Patient: “Baby Cakes, you are full of some kind of fizzy juice and wiggle squirts.”
Patient 1: Is that a strange witch?
Patient 2: She never came back. I didn’t see a hat.
Patient 1: Because that old man’s been coaxed.
Patient 2: That’s terrible. I should warn him.
Patient 1: Little man in Spokane, has a rich man, that never wanted to lose control over his sweet fella.
Patient 2: Spokane has good food.
Patient 1: Well, he’s somewhere in those woods and he gave me a pen.
Nurse out loud: Did David Lynch write that conversation?
Nurse: “Do you have a pacemaker?”
Patient: “No, but I do have a cell phone.”
“The imagination is my favorite vacation home.” -Nurse Bitterpill
Nurses are supposed to be the unsung heroes providing care, quietly doing whatever is necessary. Nurses have always kept the secrets of our society, keeping level heads in crisis.
One of the biggest secrets is that Alzheimer’s is not tragic all the time. There is laughter, there is love. And I’m tired of being an unsung hero.
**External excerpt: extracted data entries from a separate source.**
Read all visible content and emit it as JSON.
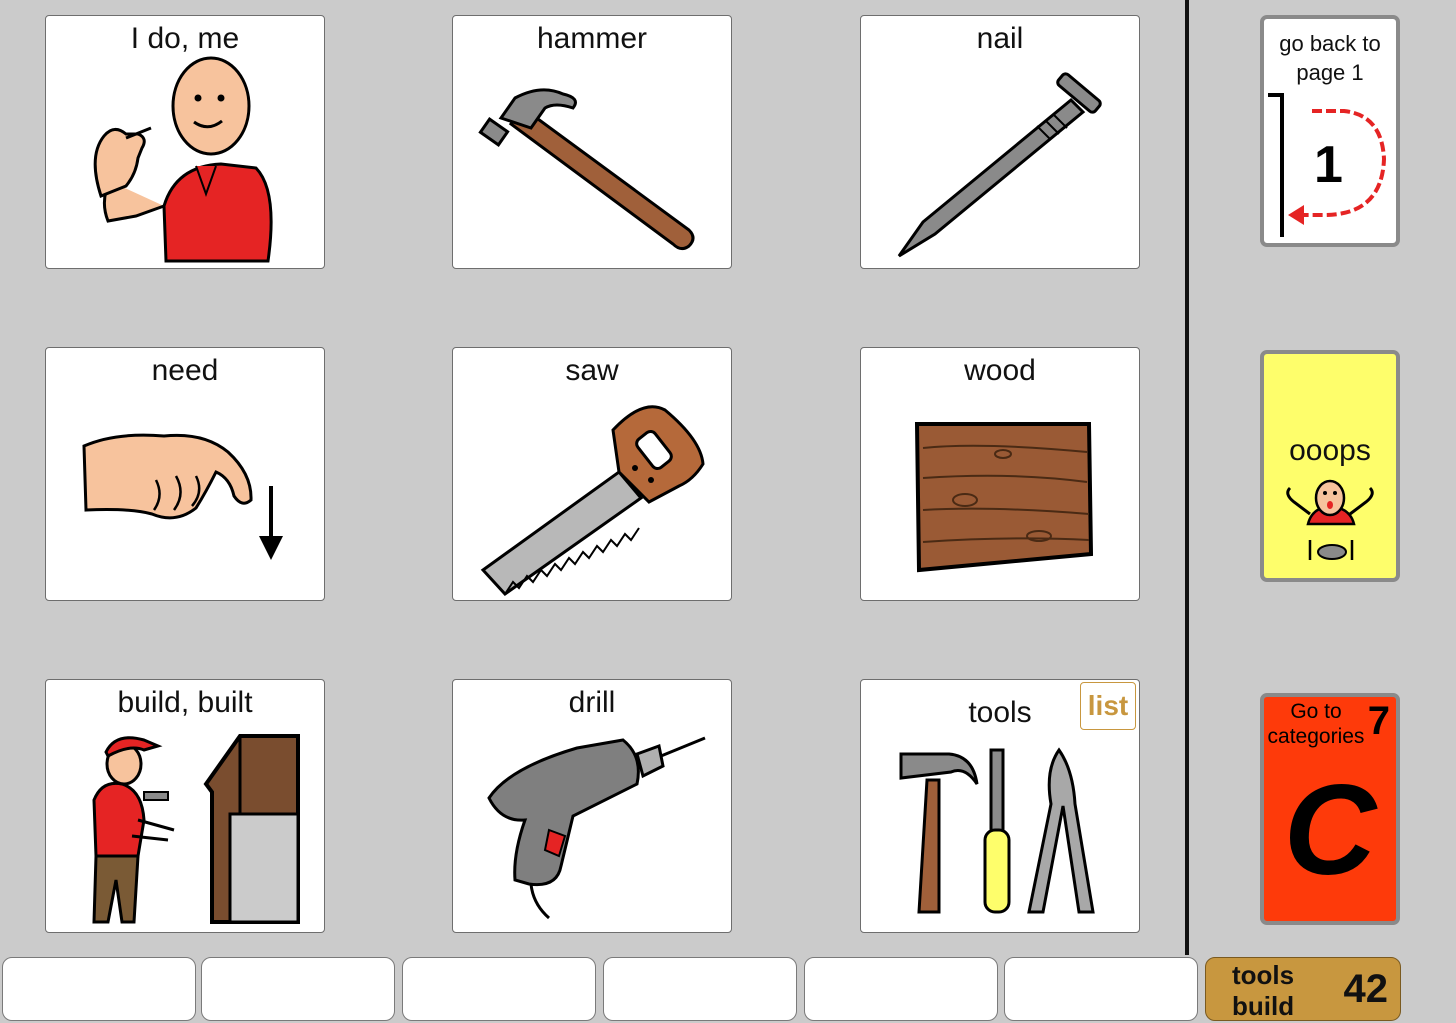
{
  "grid": {
    "cells": [
      {
        "label": "I do, me"
      },
      {
        "label": "hammer"
      },
      {
        "label": "nail"
      },
      {
        "label": "need"
      },
      {
        "label": "saw"
      },
      {
        "label": "wood"
      },
      {
        "label": "build,  built"
      },
      {
        "label": "drill"
      },
      {
        "label": "tools",
        "tag": "list"
      }
    ]
  },
  "sidebar": {
    "back": {
      "line1": "go back to",
      "line2": "page 1",
      "number": "1"
    },
    "oops": {
      "label": "ooops"
    },
    "categories": {
      "line1": "Go to",
      "line2": "categories",
      "number": "7",
      "letter": "C"
    }
  },
  "footer": {
    "badge": {
      "line1": "tools",
      "line2": "build",
      "number": "42"
    }
  },
  "colors": {
    "background": "#cbcbcb",
    "oops_yellow": "#fefe6b",
    "categories_red": "#fe3a0a",
    "badge_gold": "#c8973f",
    "list_tag": "#c8973f"
  }
}
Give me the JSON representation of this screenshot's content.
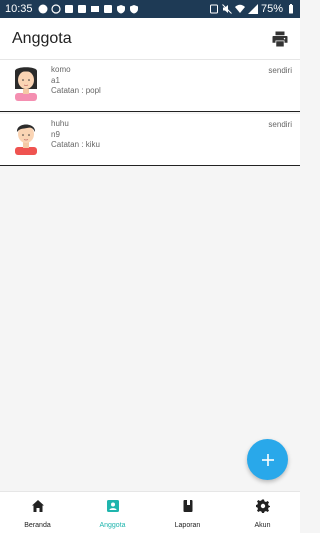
{
  "status_bar": {
    "time": "10:35",
    "battery": "75%",
    "background": "#1e3a55"
  },
  "app_bar": {
    "title": "Anggota",
    "print_icon": "print-icon"
  },
  "members": [
    {
      "name": "komo",
      "code": "a1",
      "note": "Catatan : popl",
      "status": "sendiri",
      "avatar": "female-avatar"
    },
    {
      "name": "huhu",
      "code": "n9",
      "note": "Catatan : kiku",
      "status": "sendiri",
      "avatar": "male-avatar"
    }
  ],
  "fab": {
    "icon": "plus-icon",
    "color": "#29a8ea"
  },
  "bottom_nav": {
    "items": [
      {
        "label": "Beranda",
        "icon": "home-icon",
        "active": false
      },
      {
        "label": "Anggota",
        "icon": "person-badge-icon",
        "active": true
      },
      {
        "label": "Laporan",
        "icon": "book-icon",
        "active": false
      },
      {
        "label": "Akun",
        "icon": "gear-icon",
        "active": false
      }
    ],
    "active_color": "#1fb5ad"
  }
}
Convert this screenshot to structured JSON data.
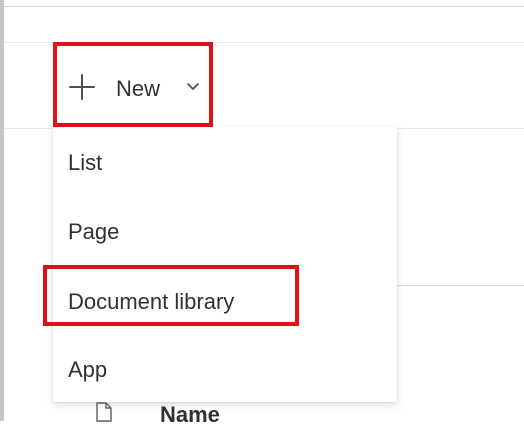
{
  "toolbar": {
    "new_label": "New",
    "plus_icon": "plus-icon",
    "chevron_icon": "chevron-down-icon"
  },
  "menu": {
    "items": [
      {
        "label": "List"
      },
      {
        "label": "Page"
      },
      {
        "label": "Document library"
      },
      {
        "label": "App"
      }
    ]
  },
  "library": {
    "column_header": "Name",
    "file_icon": "document-icon"
  },
  "colors": {
    "highlight": "#e10f16",
    "text": "#323130",
    "divider": "#edebe9"
  }
}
I want to be a loud, boisterous, unconventional hero that sings terribly and off-key. I want you to hear my voice about Alzheimer’s and Dementia.
If you have Alzheimer’s, you have permission to be happy. If you are caring for a loved one with Alzheimer’s you have permission and a right to feel joy. Quit letting society tell us we are unsung. Raise your voice with Nurse Bitterpill in shattering the stigma of Dementia. There will be tragic moments. But the joy can easily outweigh them if you stay open to allowing them in.
I have a plan. I will be making a lot of noise. Make noise with me.
Nurse Bitterpill is in the process of publishing a book, Every Minute is a New Day. It is a long process (longer and more involved than I had anticipated). And an avenue to be vocal on behalf of my beautiful and joyous Alzheimer’s patients. It will not happen instantly. I do not have the luxury of cloistering myself away for six months without distraction to focus fully on writing. I am elbow deep in the real world of dementia every single day. In the trenches making life better for those suffering and have the audacity to be happy about it.
I don’t want to stop at just writing a book. I want to keep raising my voice with film, education, mentorships, and other forms of media to get the word out that we can still smile, laugh, and live after a diagnosis of Alzheimer’s. With a new business on the horizon, I plan on making everyone hear what I have to say even if means standing on street corners shouting to passersby that people with Alzheimer’s have a right to be happy. I am not fearless, I am determined. But if we all join together, we will be heard.